Fracasso-Verner comes from deep on the loss side to claim 8th Ginky Memorial Amateur title

Lukas Fracasso-Verner, Jacqueline Rivera, Chuck Allie and Pashk Gjini
No matter how confident you might be about your skills as a pool player, amateur or seasoned pro, losing your opening-round match in a tournament fielding 143 other competitors has got to be disheartening. By the same token, coming back from that initial loss to not only get into the money rounds, but to come all that way and actually win the event has got to be a terrific thrill, especially if you’ve yet to graduate from high school.
 
Lukas Fracasso-Verner, 16, of Wallingford, CT accomplished this unlikely feat to become the eighth different player to capture the Amateur division of the 8th Annual George “Ginky” Sansouci Memorial Tournament, held this past Memorial Day weekend under the combined auspices of the Predator Pro Am, Tri-State and Mezz Tours at Steinway Billiards in Astoria (Queens), NY. He lost his opening round match 7-3 to Dimos Markopoulos, won nine on the loss side to get to the final board where two brackets combined, won two more to get into the event final, and then downed hot seat occupant Chuck Allie, for a total of 12 on the loss side to claim the event title.
 
As Fracasso-Verner was busy, early, working on the loss side, his eventual opponent in the finals, Allie, worked his way through the winners’ side bracket to face Gary Bozigian in one winners’ side semifinal. Jacqueline Rivera faced Luis Lopez in the other one. Allie downed Bozigian, double hill, while Rivera became the first woman to reach the hot seat match in the Amateur division of this annual Ginky Memorial with a 6-4 victory over Lopez. Rivera almost became the first woman to occupy a Ginky Memorial hot seat. She battled Allie to a deciding game before being sent to the semifinals, leaving Allie in the hot seat, awaiting Fracasso-Verner’s return from his lengthy trip on the loss side.
 
With half of that loss-side journey accomplished, Fracasso-Verner defeated Koka Davladze double hill, and Alberto Estevez 7-2 to draw Bozigian, just over from the winners’ side semifinal. Lopez picked up Pashk Gjini, who’d defeated Jody Rubin double hill and Joe Wilson Torres 6-1.
 
Fracasso-Verner advanced to the quarterfinals with a 7-5 win over Bozigian.
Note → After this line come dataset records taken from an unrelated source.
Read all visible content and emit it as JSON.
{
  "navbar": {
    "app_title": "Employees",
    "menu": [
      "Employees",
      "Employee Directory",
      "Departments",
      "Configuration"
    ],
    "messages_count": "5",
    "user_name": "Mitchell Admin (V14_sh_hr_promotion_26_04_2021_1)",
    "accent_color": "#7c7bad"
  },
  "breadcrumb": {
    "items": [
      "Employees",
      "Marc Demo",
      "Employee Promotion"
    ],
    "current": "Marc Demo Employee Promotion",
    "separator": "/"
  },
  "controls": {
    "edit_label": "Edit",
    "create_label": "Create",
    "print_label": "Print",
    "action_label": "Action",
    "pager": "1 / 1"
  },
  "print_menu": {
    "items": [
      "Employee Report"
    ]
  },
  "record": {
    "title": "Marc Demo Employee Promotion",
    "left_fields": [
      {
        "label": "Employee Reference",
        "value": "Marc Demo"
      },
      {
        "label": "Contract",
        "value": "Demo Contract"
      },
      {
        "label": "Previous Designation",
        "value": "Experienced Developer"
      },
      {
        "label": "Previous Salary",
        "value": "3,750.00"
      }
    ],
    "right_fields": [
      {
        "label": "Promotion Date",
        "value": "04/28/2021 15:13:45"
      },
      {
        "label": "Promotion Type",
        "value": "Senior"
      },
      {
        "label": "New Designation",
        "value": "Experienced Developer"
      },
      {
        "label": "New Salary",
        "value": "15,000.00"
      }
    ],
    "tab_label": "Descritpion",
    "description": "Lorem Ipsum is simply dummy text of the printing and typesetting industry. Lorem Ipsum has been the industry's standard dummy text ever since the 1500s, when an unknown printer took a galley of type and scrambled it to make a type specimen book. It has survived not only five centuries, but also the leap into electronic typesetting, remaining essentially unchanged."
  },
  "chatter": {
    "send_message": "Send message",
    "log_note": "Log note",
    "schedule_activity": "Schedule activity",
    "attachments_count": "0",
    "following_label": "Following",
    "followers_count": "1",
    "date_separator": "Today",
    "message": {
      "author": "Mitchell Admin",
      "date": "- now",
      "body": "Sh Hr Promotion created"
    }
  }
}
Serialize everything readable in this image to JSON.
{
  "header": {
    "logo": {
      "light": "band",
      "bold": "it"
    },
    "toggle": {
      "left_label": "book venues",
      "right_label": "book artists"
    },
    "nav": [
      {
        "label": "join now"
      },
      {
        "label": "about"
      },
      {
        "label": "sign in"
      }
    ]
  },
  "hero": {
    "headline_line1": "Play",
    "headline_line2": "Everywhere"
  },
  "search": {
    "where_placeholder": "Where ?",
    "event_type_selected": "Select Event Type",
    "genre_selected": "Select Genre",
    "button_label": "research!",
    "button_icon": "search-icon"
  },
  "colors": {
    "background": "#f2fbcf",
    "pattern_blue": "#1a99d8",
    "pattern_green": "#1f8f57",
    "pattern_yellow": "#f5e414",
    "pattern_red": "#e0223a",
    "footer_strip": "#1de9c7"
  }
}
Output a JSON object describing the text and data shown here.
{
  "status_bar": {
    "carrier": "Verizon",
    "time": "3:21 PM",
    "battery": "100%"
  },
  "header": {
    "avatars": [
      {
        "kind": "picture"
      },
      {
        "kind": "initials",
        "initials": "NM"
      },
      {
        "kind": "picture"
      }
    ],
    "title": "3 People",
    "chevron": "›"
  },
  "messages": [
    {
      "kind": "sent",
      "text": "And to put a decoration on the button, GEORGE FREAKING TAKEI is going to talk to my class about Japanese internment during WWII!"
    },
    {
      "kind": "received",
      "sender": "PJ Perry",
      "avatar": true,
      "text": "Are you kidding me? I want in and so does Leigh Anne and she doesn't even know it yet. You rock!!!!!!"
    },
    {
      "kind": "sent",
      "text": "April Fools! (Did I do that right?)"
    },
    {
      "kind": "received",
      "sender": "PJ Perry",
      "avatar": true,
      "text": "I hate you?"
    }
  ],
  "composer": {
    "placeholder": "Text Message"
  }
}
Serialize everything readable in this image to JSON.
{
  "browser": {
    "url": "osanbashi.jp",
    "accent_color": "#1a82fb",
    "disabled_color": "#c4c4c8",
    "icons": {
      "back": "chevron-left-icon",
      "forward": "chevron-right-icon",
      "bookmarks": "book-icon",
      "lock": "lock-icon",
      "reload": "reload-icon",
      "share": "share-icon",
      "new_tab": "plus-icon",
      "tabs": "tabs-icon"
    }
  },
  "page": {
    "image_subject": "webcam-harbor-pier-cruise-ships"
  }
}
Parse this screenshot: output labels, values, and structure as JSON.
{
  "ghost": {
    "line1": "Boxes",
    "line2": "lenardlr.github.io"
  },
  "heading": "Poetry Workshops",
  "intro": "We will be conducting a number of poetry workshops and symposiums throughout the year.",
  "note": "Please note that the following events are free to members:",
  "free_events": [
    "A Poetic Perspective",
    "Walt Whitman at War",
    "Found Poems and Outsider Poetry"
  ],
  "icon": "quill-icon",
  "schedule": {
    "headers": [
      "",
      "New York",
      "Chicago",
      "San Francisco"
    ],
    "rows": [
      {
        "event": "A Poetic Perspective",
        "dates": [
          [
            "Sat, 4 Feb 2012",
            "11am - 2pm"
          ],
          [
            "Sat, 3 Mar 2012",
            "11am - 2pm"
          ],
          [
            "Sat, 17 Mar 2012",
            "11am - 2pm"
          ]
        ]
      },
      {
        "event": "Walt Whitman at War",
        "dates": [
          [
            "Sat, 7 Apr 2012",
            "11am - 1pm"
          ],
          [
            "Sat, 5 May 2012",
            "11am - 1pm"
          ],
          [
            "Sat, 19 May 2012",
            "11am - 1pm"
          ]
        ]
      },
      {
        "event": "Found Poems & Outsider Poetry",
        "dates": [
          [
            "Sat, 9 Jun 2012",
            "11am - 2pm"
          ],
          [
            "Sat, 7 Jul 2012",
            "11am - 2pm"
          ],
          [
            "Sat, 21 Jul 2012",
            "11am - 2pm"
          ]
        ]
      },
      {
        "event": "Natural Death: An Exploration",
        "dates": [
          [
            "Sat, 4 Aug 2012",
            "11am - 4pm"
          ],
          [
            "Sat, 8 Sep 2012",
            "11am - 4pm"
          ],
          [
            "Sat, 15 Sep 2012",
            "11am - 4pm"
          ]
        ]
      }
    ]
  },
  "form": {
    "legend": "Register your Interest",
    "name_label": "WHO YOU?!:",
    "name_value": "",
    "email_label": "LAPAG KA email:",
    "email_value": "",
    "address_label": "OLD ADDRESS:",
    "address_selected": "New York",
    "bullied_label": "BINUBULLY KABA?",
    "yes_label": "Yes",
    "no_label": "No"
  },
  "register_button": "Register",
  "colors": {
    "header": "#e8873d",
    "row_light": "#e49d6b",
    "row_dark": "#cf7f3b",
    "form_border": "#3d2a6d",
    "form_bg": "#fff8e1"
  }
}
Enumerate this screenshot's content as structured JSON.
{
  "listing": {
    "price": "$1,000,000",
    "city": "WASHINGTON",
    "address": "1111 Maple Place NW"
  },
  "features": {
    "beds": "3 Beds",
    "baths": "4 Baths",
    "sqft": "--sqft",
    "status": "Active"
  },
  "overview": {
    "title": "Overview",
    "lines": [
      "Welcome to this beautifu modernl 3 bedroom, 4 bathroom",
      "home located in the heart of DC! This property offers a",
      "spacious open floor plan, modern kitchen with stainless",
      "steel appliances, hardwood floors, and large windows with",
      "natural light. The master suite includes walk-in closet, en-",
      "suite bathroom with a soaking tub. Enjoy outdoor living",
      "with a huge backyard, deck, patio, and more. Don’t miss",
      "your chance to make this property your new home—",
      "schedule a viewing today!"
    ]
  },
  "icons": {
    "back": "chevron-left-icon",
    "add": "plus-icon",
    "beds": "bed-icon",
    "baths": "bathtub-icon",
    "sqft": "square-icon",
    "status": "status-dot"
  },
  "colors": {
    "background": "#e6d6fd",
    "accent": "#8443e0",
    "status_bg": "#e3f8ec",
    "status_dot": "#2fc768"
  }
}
He was joined by Gjini, who eliminated Lopez.
 
Fracasso-Verner picked up his 10th loss-side win downing Gjini 9-4 in those quarterfinals, and then spoiled Rivera’s attempt to become the first female in a Ginky Memorial final with a 9-5 win in the semifinals. Rivera did end up with the highest finish by a female in the event’s eight-year history.
 
And there it was. The end of an extraordinarily long loss-side journey for Fracasso-Verner, but not, to the best our records indicate, the longest. In January of 2017, he won 13 on the loss side at a Predator Pro Am Tour event and then, with a win in the finals, became the second-youngest player to win a stop on that tour. Following a 9-7 win over Chuck Allie in the finals over this past Memorial Day weekend, he became the 8th different winner and definitely the youngest player to win the Amateur division of the George “Ginky” Sansouci Memorial Tournament.